Ultimately this can just feel like trial-and-error at first, but my instinct here is to say that "$$-6\sqrt{2}$$" looks a lot like "$$-2ab$$." Because they both have a minus sign. And $$6$$ is even. This doesn't work immediately, but when we factor out a $$3$$ things get much cleaner ...

\begin{align} 9 - 6\sqrt2 &= 3 (3-2\sqrt2) \\ &= 3((\sqrt2)^2 - 2(1)\sqrt{2} +1^2) \\ &= 3(\sqrt2-1)^2 \end{align} Hence, $$\sqrt{9-6\sqrt2} = \sqrt{3}(\sqrt2 - 1)$$

Your class mate is being.... clever.

If $\sqrt {9-6\sqrt 2}=a-b$ then $9-6\sqrt 2=a^2-2ab+c^3$

Let $2ab=6\sqrt 2$ and $a^2+b^2=9$.

Can we do that?

If we let $b^2=k$ and $a^2=9-k$ then $ab=\sqrt {k (9-k)}=3\sqrt 2=\sqrt {18}$. Solving $k (9-k)=18$ for $k$ (if it isn't visiblely obvious that we can do it in our heads, it is just a quadratic that we can solve by quadratic formula) and, for covenience, choicing the smaller solution (because we want $a>b$), we get $k =3$ is a good solution..
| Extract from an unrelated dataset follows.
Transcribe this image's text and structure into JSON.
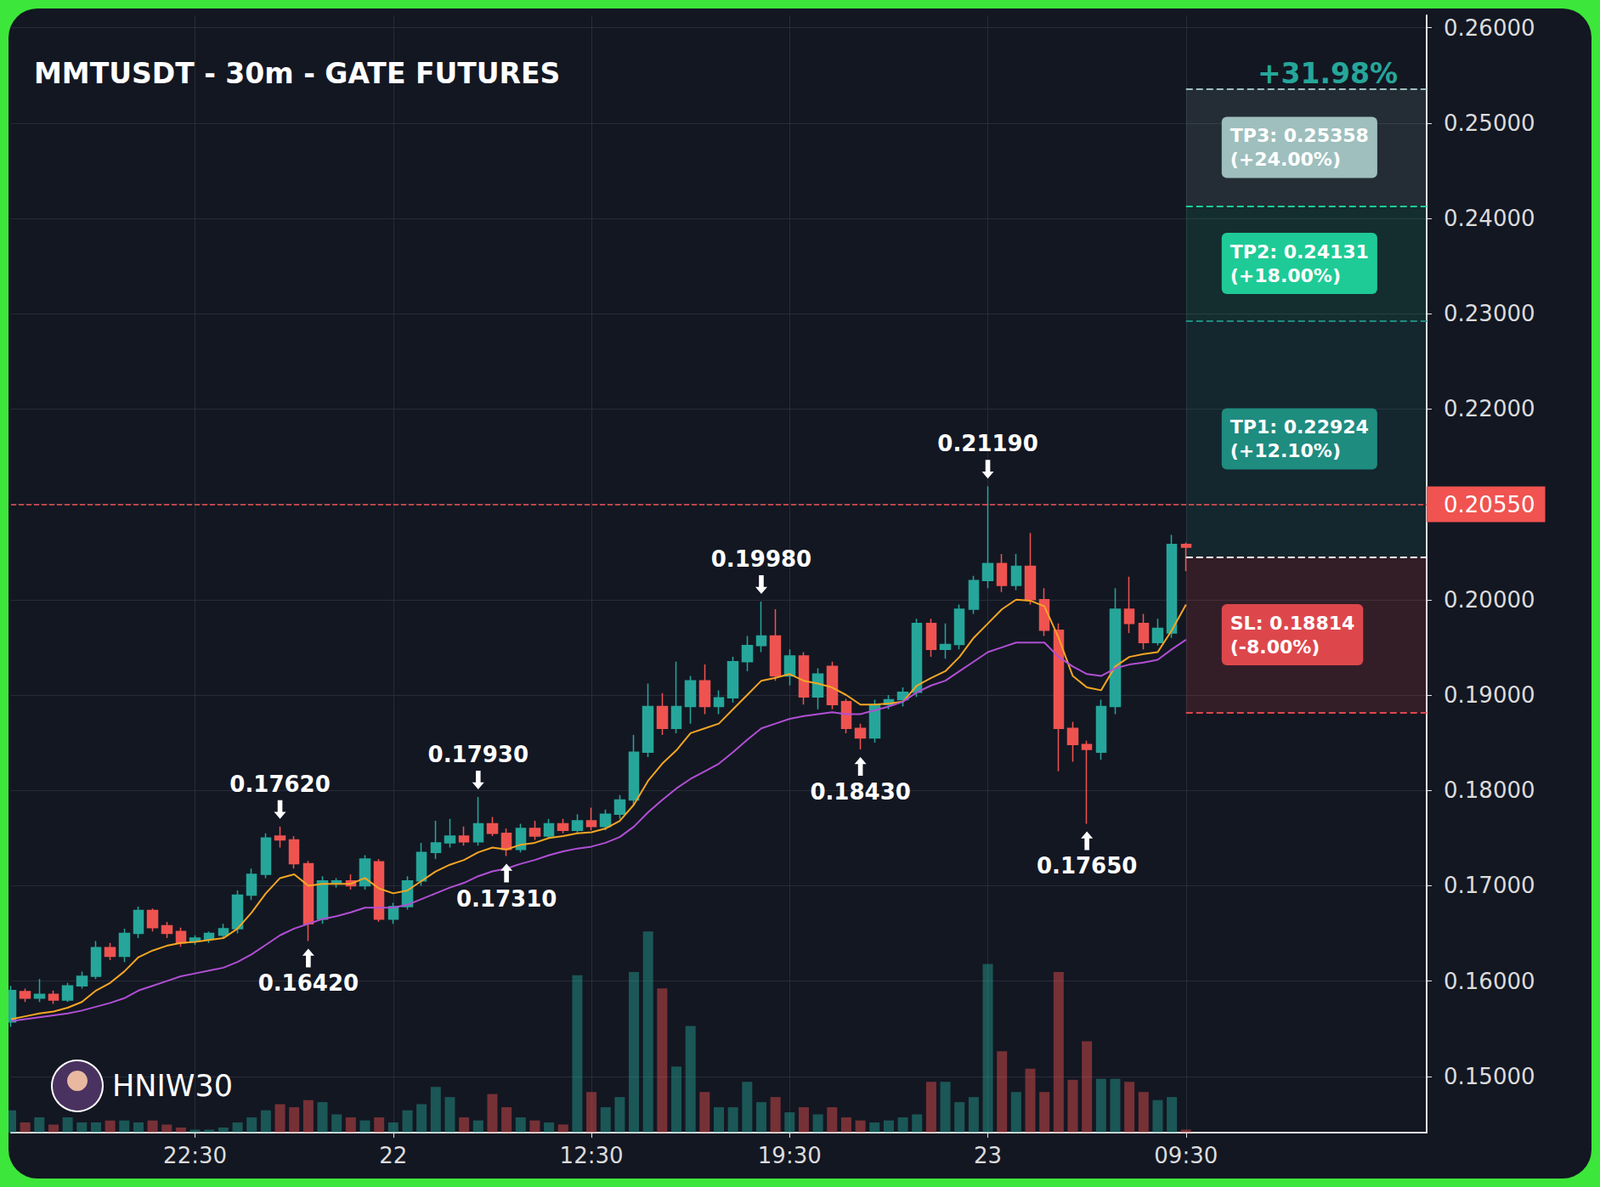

So $a=\sqrt 6$ and $b=\sqrt 3$.

I.e. in other words

$\sqrt {9-6\sqrt 2}=$

$\sqrt {6-2\sqrt 6\sqrt 3 +3}=$

$\sqrt {(\sqrt 6- \sqrt 3)^2}=$

$|\sqrt 6 - \sqrt 3|=$

$\sqrt 6 -\sqrt 3$.

The reason for doing that is that $$\sqrt{a^2-2ab+b^2} = \sqrt{(a-b)^2} = a-b$$. Now try to put your radical in the form your classmate suggested!